O Grupo avisa que esta estratégia "agrava também a vulnerabilidade energética de Portugal, que continua a importar todo o gás natural que consome. A crise energética desencadeada pela invasão da Ucrânia e as recentes perturbações nos mercados internacionais demonstram os riscos económicos associados à dependência de combustíveis fósseis importados. A Comissão Europeia estima que a eletrificação poderá reduzir as importações europeias de gás em mais de 70% até 2040".
Apesar de reconhecer o potencial do biometano para "valorizar resíduos, reduzir emissões e promover a economia circular", com as estimativas a apontarem para uma produção equivalente a 9% do consumo nacional de gás previsto para 2030, o GEOTA considera que "que não justifica a expansão generalizada das redes. O biometano e o hidrogénio renovável deverão ser prioritariamente direcionados para os setores onde a eletrificação é mais difícil".

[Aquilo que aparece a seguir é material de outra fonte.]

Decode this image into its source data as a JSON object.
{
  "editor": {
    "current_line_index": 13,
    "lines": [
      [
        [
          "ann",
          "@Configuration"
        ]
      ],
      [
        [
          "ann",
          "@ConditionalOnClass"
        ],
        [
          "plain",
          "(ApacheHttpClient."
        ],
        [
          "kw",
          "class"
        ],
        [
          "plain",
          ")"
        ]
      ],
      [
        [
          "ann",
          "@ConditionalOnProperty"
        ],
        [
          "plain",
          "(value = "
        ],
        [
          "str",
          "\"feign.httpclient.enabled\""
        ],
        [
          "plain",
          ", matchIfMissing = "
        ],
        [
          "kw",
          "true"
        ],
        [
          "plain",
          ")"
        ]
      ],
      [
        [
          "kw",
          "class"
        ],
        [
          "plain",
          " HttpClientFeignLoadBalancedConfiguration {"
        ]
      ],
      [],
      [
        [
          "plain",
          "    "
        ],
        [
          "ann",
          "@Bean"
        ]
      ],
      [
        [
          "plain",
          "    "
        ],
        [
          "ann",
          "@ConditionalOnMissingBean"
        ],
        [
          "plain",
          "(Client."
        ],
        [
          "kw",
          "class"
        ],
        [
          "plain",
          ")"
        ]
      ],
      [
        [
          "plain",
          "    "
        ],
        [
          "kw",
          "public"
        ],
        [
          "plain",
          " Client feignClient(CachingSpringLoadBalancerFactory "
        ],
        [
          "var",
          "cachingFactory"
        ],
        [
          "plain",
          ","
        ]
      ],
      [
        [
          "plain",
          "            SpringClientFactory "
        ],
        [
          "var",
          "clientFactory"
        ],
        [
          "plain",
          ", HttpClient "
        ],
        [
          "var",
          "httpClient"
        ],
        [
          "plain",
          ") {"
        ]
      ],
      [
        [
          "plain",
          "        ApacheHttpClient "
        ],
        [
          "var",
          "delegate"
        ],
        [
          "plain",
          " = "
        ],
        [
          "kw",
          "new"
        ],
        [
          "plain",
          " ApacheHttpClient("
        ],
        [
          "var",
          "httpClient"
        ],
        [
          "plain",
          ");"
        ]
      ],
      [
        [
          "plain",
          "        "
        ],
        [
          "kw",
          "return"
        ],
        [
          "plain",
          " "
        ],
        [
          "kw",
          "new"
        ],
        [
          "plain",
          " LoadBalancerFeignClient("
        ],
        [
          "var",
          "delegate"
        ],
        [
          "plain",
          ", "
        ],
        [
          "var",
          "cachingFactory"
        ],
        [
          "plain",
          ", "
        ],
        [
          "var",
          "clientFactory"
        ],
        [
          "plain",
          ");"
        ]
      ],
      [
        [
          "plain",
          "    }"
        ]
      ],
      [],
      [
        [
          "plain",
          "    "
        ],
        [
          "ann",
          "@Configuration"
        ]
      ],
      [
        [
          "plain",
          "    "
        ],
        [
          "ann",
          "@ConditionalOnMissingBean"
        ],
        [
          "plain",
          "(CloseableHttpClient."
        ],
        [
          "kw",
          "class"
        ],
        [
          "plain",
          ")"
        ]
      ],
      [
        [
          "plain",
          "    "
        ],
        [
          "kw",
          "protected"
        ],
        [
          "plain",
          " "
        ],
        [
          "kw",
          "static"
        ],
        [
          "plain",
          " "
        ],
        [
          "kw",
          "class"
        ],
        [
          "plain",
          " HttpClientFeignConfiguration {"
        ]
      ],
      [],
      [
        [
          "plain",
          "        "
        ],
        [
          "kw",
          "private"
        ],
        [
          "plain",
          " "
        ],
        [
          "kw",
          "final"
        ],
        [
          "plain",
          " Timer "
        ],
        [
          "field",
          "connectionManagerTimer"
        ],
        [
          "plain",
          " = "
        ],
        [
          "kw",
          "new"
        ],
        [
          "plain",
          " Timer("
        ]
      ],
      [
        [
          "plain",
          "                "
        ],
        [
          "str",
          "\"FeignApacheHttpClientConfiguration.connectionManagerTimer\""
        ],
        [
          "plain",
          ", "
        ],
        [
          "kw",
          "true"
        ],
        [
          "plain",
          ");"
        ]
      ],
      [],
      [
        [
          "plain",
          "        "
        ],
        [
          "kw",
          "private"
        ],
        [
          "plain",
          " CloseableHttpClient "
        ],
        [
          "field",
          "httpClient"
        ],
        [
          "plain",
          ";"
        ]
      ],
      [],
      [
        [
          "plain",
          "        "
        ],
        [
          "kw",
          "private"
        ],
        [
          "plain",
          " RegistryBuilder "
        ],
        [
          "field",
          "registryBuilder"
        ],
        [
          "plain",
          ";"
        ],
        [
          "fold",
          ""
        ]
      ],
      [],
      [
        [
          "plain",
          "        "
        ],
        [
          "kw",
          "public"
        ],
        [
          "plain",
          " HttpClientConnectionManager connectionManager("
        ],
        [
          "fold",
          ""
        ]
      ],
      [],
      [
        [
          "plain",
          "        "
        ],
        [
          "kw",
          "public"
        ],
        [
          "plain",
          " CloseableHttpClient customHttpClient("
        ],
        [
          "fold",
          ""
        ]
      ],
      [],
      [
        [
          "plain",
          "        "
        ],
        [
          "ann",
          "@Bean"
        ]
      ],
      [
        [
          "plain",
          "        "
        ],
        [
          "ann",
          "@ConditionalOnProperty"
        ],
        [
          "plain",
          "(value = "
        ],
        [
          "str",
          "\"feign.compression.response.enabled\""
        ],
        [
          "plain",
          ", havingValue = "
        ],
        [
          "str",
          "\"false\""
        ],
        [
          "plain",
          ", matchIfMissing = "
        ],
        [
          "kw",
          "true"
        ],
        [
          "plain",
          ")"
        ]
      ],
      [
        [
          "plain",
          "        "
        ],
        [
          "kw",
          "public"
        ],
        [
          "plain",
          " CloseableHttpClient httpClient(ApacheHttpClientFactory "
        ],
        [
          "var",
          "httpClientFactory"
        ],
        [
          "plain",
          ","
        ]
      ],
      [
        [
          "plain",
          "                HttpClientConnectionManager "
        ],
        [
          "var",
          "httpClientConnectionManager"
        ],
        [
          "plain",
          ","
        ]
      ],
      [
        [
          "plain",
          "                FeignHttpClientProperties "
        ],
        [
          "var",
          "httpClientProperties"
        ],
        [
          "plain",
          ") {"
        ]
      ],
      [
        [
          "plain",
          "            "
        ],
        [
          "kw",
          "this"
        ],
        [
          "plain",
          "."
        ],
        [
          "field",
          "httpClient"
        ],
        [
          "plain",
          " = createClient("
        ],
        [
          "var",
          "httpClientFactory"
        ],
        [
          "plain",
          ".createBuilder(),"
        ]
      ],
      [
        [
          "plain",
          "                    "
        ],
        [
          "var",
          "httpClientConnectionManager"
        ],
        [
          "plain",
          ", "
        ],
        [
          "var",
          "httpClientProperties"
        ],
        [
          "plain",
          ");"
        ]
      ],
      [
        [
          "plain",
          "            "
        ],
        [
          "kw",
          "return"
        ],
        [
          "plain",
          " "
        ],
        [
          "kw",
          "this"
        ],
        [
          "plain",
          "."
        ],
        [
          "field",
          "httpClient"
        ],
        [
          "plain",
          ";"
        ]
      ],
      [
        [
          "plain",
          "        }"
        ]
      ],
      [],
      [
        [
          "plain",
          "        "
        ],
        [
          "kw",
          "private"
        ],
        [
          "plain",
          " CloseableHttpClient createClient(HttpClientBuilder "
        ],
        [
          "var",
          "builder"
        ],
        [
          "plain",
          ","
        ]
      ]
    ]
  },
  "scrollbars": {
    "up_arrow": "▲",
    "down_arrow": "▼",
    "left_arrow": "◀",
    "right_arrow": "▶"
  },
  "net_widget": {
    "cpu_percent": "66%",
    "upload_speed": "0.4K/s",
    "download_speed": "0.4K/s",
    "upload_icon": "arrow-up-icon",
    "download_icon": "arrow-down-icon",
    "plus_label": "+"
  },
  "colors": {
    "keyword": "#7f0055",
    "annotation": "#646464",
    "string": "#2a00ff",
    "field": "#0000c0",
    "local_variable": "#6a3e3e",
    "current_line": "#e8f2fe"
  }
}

No estudo da Roland Berger para a Floene, analisando os diversos caminhos de descarbonização até 2050, concluiu que uma descarbonização equilibrada (eletrificação com gases renováveis) vai ser a que implica menores custos de investimentos na rede de distribuição de gás, na rede de transporte de gás e na rede elétrica: entre 1.120 a 1.740 milhões de euros de Capex.
No cenário de eletrificação intensiva, o Capex previsto deverá situar-se entre os 1.920 – 3.200 milhões de euros. No cenário de hidrogénio extensivo, o Capex deverá atingir os 1.430 a 2.200 milhões de euros. Um valor de Capex superior implica mais valor de investimento em redes, logo um maior peso nas tarifas da eletricidade e de gás natural para famílias e empresas.
O estudo argumenta que o cenário de descarbonização equilibrada é o que permite maiores poupanças de custos: poupança de 1.400 milhões de euros por não implicar investimentos na adaptação dos consumidores; poupança de 1.130 milhões de euros por reduzir significativamente a necessidade de investimentos no sistema.